If you participate in a high deductible health plan, you have the ability to contribute to an HSA. Families can contribute a maximum of $7,100 in 2020, with an additional $1,000 if you are age 55 or older. Individuals can contribute $3,550, and can also take advantage of the $1,000 catch up contribution if you are over age 55. Here are some of the benefits:

  1. Contributions are 100% tax-deductible and withdrawals are tax-free when used for qualified medical expenses.
  2. These accounts carry-over year-after-year (unlike flexible savings accounts – FSA), are portable if you change jobs or retire, and savings can be invested. This allows you to take advantage of the tax savings in your high-income years and build up savings to be used when needed, such as early retirement.
  3. Typically you cannot use your HSA to pay insurance premiums. However, there are exceptions for Long-term Care insurance, Health care continuation coverage such as COBRA, Medicare and other health care coverage if you are 65 or older (other than premiums for a Medicare Supplemental policy.

Here is more info on IRS guidelines.

Life Insurance

Many people I talk to only have life insurance with their employer. The following are reasons to consider getting an individual policy outside of your employer.

  1. Most people change jobs through their careers. A policy that is yours will be portable and ensure you are covered as you change employment, or if you have a period of unemployment.
  2. It is often cheaper to get an individual policy, particularly if you are younger or healthier than the average employee at your place of business. Not only that, you will be locked into a lower premium for the term of the policy. Even if the cost is similar, there is more value to having a policy of your own.
  3. In the unlikely event that you become uninsurable in the future and do not qualify for life insurance, you will have coverage.
  4. When evaluating policies, make sure you choose a policy that will allow you to convert to permanent insurance at a future date if you desire. It is always better to have options. 
  5. If you have a stay at home spouse, do not think because that spouse has no earned income there isn’t a life insurance need. Consider what it would cost you to replace the things that he/she is doing if you had to hire someone.
  6. I recommend working with a Life Insurance broker who works with multiple insurance companies, so they can find the best solution for you.

401(k) Plan

How much should you contribute? If your company matches contributions, ALWAYS contribute up to the match. This is FREE money.  Though rules of thumb do not apply to everyone, they can be a good starting point. To increase the chances that your savings will fund your retirement, save 15% of your pre-tax income.

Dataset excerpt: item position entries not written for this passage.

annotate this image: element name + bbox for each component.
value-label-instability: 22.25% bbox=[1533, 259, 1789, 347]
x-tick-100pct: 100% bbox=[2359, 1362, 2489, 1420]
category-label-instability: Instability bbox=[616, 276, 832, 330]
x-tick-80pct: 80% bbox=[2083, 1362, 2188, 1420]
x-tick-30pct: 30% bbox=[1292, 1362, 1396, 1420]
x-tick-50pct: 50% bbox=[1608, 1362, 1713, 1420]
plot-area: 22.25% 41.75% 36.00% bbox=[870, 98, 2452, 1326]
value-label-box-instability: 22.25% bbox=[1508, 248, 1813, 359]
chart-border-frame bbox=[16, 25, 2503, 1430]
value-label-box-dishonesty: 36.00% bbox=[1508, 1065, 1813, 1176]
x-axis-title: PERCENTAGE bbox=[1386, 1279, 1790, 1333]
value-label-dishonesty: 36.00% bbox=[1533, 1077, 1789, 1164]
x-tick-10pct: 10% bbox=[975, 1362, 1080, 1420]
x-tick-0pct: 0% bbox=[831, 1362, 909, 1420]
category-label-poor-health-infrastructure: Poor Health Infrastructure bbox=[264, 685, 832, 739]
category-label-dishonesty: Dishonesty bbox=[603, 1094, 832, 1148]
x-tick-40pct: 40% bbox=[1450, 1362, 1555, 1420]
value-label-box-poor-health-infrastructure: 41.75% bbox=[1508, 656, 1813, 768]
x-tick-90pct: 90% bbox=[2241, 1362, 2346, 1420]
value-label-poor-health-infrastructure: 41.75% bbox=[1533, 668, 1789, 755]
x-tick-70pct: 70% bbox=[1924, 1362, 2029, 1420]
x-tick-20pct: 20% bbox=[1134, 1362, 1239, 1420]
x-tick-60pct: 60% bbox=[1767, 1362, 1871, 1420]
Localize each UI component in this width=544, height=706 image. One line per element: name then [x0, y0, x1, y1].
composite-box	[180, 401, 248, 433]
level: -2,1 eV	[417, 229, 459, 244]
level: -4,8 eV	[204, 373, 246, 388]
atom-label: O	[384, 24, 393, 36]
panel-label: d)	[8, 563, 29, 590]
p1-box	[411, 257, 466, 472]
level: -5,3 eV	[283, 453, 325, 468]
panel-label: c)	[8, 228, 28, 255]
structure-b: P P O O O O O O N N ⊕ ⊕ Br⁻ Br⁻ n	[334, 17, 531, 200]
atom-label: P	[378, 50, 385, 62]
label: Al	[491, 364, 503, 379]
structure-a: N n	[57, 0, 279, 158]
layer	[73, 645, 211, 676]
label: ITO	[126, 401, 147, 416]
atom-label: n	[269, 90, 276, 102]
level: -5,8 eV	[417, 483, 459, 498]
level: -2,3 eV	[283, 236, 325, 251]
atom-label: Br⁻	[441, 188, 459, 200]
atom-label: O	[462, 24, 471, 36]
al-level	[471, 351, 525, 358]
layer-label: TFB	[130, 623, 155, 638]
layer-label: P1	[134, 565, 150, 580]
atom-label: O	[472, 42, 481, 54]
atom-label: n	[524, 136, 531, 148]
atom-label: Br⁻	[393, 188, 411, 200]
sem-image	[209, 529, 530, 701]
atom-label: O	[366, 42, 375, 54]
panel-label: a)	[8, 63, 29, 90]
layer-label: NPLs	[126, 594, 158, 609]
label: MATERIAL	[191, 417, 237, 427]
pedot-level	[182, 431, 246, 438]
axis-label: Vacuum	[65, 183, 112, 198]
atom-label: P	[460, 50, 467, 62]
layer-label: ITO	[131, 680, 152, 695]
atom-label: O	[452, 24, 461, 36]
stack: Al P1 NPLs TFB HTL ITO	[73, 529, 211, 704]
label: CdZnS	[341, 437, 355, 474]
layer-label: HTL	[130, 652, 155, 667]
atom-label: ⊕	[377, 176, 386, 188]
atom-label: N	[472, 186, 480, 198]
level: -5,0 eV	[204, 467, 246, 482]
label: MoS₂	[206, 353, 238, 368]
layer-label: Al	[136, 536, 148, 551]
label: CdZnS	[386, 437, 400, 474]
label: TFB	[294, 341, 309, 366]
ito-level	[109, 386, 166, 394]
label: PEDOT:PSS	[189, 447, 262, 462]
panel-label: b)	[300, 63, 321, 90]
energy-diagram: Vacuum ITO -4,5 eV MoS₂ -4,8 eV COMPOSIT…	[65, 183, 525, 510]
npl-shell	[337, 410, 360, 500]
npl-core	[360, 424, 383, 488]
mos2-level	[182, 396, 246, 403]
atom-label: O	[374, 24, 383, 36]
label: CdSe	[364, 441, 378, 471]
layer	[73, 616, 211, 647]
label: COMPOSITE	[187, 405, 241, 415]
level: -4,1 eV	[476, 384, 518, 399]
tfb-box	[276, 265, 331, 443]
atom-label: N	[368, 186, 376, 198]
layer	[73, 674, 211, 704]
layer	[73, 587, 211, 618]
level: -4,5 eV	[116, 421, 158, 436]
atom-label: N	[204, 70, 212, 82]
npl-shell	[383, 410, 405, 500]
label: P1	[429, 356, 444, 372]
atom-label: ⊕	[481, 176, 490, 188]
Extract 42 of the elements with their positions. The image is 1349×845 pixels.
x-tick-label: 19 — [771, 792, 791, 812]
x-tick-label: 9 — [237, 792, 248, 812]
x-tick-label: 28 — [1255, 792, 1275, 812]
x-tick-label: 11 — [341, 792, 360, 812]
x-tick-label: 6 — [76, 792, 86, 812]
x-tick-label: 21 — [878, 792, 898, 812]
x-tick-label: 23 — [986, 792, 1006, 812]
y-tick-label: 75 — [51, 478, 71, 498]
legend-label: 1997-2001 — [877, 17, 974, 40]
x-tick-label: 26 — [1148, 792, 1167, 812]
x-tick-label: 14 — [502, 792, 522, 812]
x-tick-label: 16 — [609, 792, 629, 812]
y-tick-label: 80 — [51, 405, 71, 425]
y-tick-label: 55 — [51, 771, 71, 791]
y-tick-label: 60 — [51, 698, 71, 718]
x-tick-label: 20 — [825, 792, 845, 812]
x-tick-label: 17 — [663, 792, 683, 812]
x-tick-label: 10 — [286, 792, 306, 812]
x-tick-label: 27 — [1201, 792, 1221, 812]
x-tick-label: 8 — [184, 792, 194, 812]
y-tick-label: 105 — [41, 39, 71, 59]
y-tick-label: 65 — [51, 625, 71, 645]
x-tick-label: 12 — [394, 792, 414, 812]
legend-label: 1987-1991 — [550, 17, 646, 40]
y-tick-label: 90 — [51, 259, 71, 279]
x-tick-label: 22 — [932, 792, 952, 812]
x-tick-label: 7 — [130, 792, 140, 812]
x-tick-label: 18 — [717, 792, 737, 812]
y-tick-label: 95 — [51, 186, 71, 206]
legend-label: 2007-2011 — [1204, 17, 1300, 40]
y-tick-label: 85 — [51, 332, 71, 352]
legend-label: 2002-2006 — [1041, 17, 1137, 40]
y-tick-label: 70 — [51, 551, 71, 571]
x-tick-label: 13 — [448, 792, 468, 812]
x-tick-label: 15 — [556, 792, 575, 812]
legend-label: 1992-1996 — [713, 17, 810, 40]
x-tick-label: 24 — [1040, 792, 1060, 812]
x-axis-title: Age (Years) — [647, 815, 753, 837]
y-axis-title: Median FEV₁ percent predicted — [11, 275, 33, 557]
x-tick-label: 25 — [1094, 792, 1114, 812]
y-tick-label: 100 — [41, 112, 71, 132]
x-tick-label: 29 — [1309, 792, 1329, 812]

Roth or Traditional 401(k)? If you are in a lower tax bracket today than you think you will be in your retirement years, you may want to consider investing in the Roth 401(k) at work instead of the traditional 401(k).  With the Roth 401(k), your contributions go in after-tax, but they grow tax-free and withdrawals are tax-free after age 59 ½.  If you are just getting started, this is a great way to grow tax-free wealth. Another reason you might choose to contribute to a Roth 401(k) is if you make more money than the cut-off to contribute to a Roth IRA (starts phasing out at $193,000 for couples and $122,000 for individuals) and you think you will be in a similar tax-bracket in retirement and have already amassed a hefty tax-deferred retirement savings. This will give the opportunity to create tax-free income in retirement for yourself. The other benefit of a Roth 401(k) is that you do not have to take required minimum distributions at age 70 ½, so you can continue to let it grow and leave tax-free income to your heirs.

If you qualify to contribute to a Roth IRA, you can contribute to both your company’s Traditional 401(k) to get the tax deduction, and max out your Roth IRA at $6,000 per year, or $7,000 for those over age 50. This combination is ideal because you get the benefit of both.